The orange-fronted plushcrown is found in southeastern Colombia's Putumayo and Amazonas departments, eastern Ecuador and Peru, Beni Department in northeastern Bolivia, and from them into western Brazil east to the lower Juruá and upper Purus rivers. It inhabits forest along rivers and islands in them, mature secondary forest, and the edges of clearings in várzea and terra firme forest. It is seldom far from a river. In elevation it generally ranges from 150 to 650 m; in Colombia it reaches only 500 m.

==Behavior==
===Movement===

The orange-fronted plushcrown is a year-round resident throughout its range.

===Feeding===

The orange-fronted plushcrown feeds mostly on arthropods and has once been observed feeding on fruit. It typically forages in pairs or small groups that are thought to be families, and occasionally joins mixed-species feeding flocks. It usually forages from the forest's mid-storey to its canopy, gleaning prey from leaves and twigs often by hanging acrobatically from them.

===Breeding===

The orange-fronted plushcrown's breeding season has not been defined but appears to start with nest building in January. Its nest is a large ball of sticks with a side entrance placed in a tree, typically between 4 and 20 m above the ground. Nothing else is known about its breeding biology.

===Vocalization===

The orange-fronted plushcrown's song is a descending series of three to five high thin notes.
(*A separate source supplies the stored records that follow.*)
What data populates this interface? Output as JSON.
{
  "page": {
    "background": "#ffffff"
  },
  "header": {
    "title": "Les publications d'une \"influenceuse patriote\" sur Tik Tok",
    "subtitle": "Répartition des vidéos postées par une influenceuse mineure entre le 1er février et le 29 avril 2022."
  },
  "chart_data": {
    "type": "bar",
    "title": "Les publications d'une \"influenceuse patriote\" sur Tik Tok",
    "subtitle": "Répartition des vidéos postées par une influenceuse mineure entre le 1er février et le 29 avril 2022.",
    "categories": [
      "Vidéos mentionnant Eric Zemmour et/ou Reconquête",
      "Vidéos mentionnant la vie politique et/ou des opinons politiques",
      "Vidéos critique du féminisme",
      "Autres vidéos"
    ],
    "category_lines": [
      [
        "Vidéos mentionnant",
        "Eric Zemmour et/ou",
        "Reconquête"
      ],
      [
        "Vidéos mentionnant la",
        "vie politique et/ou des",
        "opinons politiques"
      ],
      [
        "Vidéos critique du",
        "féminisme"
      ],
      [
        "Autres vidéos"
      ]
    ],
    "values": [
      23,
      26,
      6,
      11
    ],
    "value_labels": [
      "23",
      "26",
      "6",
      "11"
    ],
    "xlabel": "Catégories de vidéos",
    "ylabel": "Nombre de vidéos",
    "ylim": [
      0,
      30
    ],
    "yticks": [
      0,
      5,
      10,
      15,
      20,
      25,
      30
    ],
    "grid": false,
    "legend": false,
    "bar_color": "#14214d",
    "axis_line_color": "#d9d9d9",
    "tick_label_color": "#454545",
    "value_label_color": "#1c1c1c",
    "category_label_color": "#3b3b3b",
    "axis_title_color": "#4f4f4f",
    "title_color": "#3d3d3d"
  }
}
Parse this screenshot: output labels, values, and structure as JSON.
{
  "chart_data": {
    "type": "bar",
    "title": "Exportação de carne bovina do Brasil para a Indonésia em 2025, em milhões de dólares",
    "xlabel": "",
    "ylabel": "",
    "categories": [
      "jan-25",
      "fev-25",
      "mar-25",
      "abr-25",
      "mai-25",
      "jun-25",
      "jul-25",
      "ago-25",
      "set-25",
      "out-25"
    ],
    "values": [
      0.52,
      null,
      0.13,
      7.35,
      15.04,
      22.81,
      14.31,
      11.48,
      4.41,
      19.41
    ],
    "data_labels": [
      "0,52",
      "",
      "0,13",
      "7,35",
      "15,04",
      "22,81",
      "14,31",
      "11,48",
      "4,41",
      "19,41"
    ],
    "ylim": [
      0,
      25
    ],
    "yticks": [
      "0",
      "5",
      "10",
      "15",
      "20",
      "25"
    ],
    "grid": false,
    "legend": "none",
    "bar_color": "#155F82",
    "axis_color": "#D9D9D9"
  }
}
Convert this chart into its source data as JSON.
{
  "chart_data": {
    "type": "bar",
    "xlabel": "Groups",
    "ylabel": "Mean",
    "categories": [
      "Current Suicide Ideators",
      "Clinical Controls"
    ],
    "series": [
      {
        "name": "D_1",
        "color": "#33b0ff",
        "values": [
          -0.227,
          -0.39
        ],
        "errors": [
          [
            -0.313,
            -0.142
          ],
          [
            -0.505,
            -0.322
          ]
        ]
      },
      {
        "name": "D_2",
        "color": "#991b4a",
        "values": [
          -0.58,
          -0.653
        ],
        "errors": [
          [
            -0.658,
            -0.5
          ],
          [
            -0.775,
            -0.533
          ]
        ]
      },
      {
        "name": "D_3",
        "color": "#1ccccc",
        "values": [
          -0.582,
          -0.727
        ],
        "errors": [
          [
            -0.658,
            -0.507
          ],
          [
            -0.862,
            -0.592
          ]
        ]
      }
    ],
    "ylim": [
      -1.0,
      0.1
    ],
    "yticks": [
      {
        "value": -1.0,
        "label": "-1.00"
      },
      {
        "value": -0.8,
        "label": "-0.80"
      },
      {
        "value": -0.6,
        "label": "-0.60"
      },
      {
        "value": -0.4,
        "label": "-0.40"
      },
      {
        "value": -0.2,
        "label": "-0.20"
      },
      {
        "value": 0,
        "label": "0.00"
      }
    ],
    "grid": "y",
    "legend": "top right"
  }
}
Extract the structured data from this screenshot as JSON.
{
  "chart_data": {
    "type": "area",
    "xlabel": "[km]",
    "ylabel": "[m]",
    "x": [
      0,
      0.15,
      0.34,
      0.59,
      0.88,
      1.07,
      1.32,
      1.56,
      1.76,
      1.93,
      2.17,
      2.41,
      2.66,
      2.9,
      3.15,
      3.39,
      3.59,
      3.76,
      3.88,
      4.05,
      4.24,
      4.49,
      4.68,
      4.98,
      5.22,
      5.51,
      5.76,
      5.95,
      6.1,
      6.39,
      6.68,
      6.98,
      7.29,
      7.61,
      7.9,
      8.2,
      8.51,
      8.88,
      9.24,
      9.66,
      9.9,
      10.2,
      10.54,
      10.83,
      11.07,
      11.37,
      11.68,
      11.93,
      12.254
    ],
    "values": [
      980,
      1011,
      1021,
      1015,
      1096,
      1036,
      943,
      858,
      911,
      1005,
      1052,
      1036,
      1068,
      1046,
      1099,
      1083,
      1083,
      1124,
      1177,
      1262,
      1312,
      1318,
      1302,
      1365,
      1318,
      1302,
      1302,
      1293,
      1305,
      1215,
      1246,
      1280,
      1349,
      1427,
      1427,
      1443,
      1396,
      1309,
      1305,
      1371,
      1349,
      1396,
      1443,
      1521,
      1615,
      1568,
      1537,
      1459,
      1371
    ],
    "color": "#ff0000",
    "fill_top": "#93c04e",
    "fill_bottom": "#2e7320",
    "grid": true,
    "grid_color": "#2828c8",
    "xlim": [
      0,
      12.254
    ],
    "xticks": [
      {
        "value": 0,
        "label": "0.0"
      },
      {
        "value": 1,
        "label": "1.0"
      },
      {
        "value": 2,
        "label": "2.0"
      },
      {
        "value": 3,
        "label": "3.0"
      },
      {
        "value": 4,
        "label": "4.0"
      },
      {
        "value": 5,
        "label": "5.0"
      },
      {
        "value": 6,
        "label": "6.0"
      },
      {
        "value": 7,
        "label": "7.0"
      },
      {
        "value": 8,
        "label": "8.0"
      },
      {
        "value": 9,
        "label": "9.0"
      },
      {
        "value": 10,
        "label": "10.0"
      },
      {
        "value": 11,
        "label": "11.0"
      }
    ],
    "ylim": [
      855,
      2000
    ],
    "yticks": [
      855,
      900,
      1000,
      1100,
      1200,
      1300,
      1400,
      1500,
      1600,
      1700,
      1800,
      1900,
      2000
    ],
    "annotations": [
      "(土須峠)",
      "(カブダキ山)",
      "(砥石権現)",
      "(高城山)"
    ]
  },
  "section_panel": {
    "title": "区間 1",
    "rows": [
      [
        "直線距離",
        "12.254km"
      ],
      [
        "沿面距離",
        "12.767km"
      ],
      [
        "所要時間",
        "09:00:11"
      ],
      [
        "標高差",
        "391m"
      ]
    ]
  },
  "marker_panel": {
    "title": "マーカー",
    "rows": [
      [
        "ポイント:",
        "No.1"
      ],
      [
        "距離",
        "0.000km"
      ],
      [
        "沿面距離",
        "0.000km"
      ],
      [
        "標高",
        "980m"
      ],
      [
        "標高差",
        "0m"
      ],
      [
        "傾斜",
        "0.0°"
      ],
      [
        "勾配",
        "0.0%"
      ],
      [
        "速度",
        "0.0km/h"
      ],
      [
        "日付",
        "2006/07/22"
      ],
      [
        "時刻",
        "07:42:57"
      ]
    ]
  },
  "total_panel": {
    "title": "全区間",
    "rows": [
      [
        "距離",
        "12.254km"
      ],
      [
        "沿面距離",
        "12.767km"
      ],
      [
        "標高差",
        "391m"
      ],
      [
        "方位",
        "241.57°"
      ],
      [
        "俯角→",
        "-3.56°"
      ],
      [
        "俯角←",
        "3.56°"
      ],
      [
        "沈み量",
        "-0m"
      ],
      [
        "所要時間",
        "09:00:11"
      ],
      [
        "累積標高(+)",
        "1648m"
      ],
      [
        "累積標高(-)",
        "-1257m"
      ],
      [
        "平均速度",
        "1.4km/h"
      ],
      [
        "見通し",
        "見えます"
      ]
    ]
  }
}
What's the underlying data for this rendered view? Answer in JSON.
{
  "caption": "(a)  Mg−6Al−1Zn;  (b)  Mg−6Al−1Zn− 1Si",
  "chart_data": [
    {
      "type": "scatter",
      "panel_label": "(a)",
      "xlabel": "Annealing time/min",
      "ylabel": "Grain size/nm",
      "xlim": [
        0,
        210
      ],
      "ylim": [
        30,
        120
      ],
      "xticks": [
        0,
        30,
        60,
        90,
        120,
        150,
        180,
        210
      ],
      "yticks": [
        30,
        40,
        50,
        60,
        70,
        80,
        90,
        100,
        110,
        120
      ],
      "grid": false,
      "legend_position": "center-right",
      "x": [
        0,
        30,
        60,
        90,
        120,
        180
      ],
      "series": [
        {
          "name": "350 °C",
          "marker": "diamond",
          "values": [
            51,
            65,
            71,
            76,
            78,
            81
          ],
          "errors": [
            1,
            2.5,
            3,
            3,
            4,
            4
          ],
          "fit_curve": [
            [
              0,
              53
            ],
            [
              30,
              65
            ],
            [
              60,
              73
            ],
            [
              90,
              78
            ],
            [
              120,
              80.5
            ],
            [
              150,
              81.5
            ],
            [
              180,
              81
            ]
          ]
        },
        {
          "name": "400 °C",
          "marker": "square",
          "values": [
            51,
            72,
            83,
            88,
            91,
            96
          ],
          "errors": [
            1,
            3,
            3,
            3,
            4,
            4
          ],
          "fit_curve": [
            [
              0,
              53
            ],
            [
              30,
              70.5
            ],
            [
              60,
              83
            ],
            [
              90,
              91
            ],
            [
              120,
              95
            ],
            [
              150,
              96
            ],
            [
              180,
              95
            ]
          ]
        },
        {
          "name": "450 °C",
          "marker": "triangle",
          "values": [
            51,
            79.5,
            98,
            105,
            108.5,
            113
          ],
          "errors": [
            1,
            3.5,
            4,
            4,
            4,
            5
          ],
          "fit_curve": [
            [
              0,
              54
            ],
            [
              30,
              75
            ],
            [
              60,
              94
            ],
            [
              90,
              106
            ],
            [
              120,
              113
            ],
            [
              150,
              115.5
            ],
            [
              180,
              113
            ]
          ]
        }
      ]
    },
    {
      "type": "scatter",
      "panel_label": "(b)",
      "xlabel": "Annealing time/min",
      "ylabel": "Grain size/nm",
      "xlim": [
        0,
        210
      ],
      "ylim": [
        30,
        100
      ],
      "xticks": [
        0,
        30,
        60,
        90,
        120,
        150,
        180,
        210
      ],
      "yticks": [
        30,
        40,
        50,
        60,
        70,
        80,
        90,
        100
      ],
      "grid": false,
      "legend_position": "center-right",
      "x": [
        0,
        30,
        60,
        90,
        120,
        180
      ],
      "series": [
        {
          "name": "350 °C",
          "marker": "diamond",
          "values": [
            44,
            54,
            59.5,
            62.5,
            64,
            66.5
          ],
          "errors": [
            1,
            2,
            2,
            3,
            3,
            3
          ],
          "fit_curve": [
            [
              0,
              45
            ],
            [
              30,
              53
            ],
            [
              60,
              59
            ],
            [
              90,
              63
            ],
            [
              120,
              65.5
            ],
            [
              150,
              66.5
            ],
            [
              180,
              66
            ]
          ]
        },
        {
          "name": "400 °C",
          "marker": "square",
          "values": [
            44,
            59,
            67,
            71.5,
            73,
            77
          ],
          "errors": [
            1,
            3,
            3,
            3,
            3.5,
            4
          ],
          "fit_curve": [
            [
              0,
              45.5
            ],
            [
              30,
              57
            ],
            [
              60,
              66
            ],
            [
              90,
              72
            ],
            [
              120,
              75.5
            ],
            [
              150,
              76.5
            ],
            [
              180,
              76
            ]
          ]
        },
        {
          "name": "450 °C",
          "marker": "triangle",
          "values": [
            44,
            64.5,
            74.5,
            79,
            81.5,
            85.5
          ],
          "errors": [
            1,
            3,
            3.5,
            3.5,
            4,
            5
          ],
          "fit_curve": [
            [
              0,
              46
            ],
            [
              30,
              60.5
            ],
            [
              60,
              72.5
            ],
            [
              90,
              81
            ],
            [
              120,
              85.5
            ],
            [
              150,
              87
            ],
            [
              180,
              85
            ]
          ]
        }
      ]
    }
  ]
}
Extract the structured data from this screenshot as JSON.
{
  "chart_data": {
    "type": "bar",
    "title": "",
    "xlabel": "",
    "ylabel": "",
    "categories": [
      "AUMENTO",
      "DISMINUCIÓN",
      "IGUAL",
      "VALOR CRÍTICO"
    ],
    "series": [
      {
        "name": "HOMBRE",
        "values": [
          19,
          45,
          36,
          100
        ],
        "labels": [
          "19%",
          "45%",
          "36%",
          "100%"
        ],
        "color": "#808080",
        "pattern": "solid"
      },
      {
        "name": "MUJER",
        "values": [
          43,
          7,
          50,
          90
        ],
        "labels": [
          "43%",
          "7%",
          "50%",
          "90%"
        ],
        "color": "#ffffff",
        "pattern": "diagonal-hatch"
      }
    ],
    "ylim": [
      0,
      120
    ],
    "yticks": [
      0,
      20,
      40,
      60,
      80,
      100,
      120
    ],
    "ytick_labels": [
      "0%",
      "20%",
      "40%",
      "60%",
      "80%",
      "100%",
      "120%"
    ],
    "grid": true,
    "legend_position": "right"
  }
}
Its call is a thin "tsweet-tsweet".

==Status==

The IUCN has assessed the orange-fronted plushcrown as being of Least Concern. It has a very large range and an unknown population size that is believed to be stable. No immediate threats have been identified. It is considered generally uncommon but locally common and occurs in several protected areas. It might "benefit from limited deforestation, resulting in increasing its preferred edge habitats".